Résiste…Prouve que tu existes…

Par Chantal Magne-Ville

 Ce roman retrace l’arrivée, dans une ville d’Europe non précisée, d’une fillette qui a dû fuir l’Ouzbékistan, où sa famille originaire d’Arménie avait trouvé refuge, après l’assassinat de son père et la séparation inexpliquée d’avec sa mère. Lorsque l’Ouzbékistan a repris son autonomie après la disparition de l’URSS, le peuple ouzbek a chassé ou exterminé ceux qui venaient d’un autre pays et parlaient russe.

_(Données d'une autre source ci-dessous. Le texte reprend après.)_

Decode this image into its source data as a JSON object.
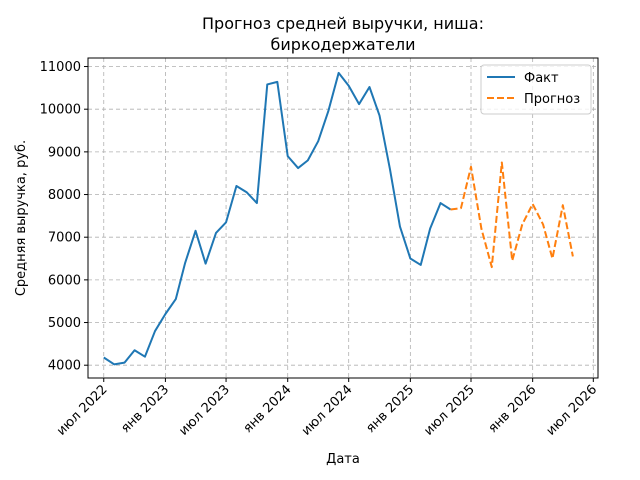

Prostrée après avoir été expulsée d’une voiture par une passeuse sans scrupules, la fillette revient peu à peu à la conscience à travers de nombreux flash-backs dominés par la figure tutélaire de son grand-père, qui réunissait la famille autour des histoires du passé pour conserver leur culture arménienne. Régina, qui parle russe comme son père, a intégré une bande d’adolescents car elle aime le frère de sa meilleure amie, même si cela la conduit à commettre des vols et à un enchaînement de circonstances dramatiques.
Si l’un des intérêts de l’histoire tient à la situation historique et à la peinture des tensions entre communautés, elle vaut surtout par sa vérité psychologique, entre les non-dits avec la mère, et le sentiment de culpabilité lors de la perte du père, les renoncements et l’espoir.
Inspiré par de véritables récits d’enfants recueillis par la Croix-Rouge, comme en témoignent les remerciements, le livre illustre le pouvoir des mots qui aident ceux qui ont tout perdu à reprendre pied dans l’existence et à retrouver leur humanité. Un livre fort, qui ne peut laisser indifférent, réservé à des lecteurs de 9 à 10 ans, déjà avertis.